The point of interest being to find out how an educated and able chap came to earn the sobriquet of butcher, the example of Henry VIII in the century that followed notwithstanding.
From there to the biography of Sit John Tiptoft, Earl of Worcester, executed in 1470 during one of the vicissitudes of the reign of Edward VI. A not very well written book of some 300 pages: a bit of an avalanche of names, places and dates. All a bit much for the older brain. But an interesting read for all that.
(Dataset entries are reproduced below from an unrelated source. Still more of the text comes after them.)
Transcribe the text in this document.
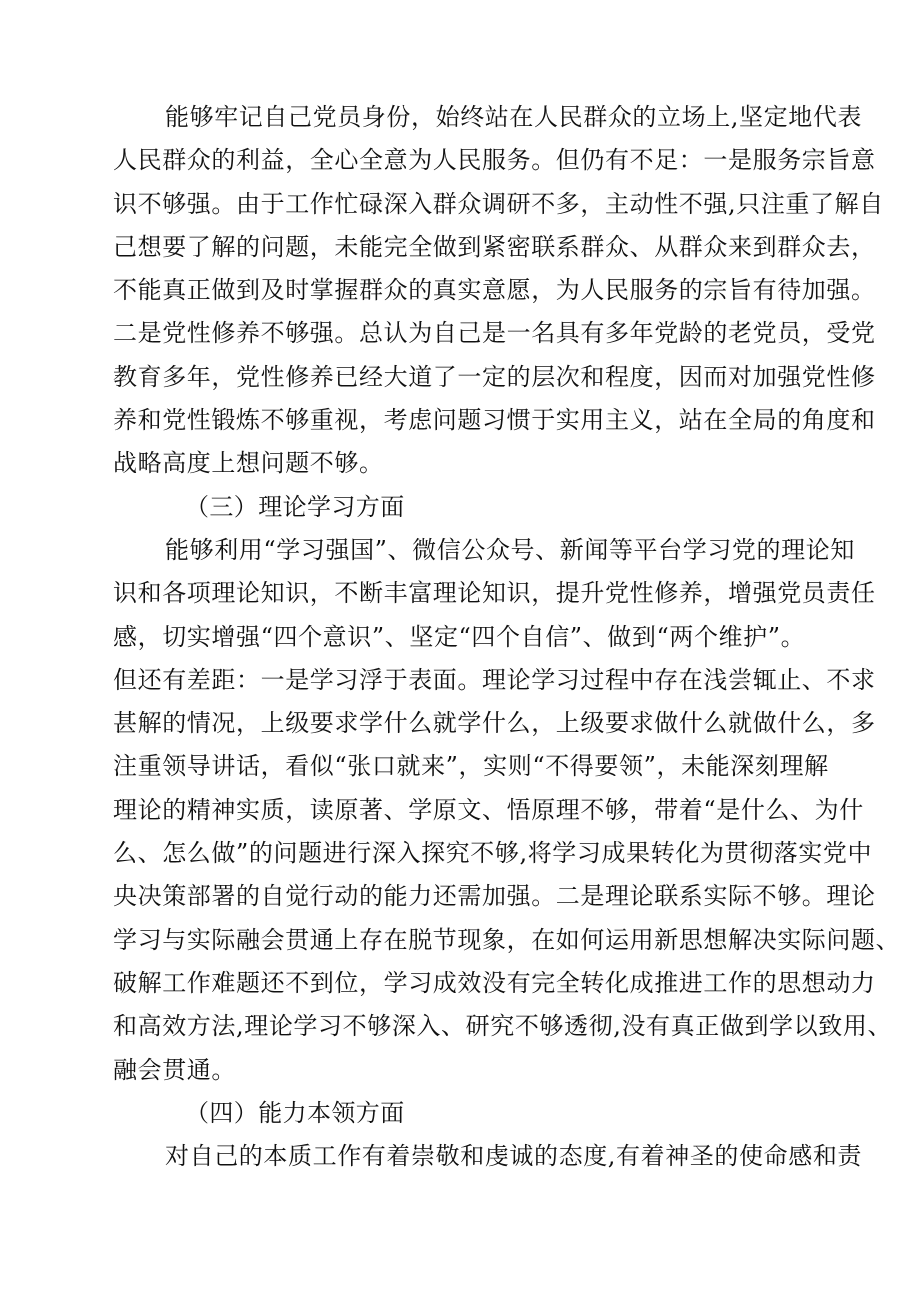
能够牢记自己党员身份，始终站在人民群众的立场上,坚定地代表
人民群众的利益，全心全意为人民服务。但仍有不足：一是服务宗旨意
识不够强。由于工作忙碌深入群众调研不多，主动性不强,只注重了解自
己想要了解的问题，未能完全做到紧密联系群众、从群众来到群众去，
不能真正做到及时掌握群众的真实意愿，为人民服务的宗旨有待加强。
二是党性修养不够强。总认为自己是一名具有多年党龄的老党员，受党
教育多年，党性修养已经大道了一定的层次和程度，因而对加强党性修
养和党性锻炼不够重视，考虑问题习惯于实用主义，站在全局的角度和
战略高度上想问题不够。
（三）理论学习方面
能够利用“学习强国”、微信公众号、新闻等平台学习党的理论知
识和各项理论知识，不断丰富理论知识，提升党性修养，增强党员责任
感，切实增强“四个意识”、坚定“四个自信”、做到“两个维护”。
但还有差距：一是学习浮于表面。理论学习过程中存在浅尝辄止、不求
甚解的情况，上级要求学什么就学什么，上级要求做什么就做什么，多
注重领导讲话，看似“张口就来”，实则“不得要领”，未能深刻理解
理论的精神实质，读原著、学原文、悟原理不够，带着“是什么、为什
么、怎么做”的问题进行深入探究不够,将学习成果转化为贯彻落实党中
央决策部署的自觉行动的能力还需加强。二是理论联系实际不够。理论
学习与实际融会贯通上存在脱节现象，在如何运用新思想解决实际问题、
破解工作难题还不到位，学习成效没有完全转化成推进工作的思想动力
和高效方法,理论学习不够深入、研究不够透彻,没有真正做到学以致用、
融会贯通。
（四）能力本领方面
对自己的本质工作有着崇敬和虔诚的态度,有着神圣的使命感和责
The author appears to be linked to Pen & Sword, a house which specialises in military history, to be found at reference 4. But while this book is mainly set during the Wars of the Roses which so thinned out the ranks of the old nobility, Tiptoft was no soldier, although he may have dressed up as one from time to time and he did have some campaigning experience. From the middle reaches of the nobility, unusually well educated for the time, more a trusted servant of the king – first Henry VI, then Edward IV – than a grandee in his own right, in the way say of the Percy earls of Northumberland. A prototype for the later Wolsey and Cromwell.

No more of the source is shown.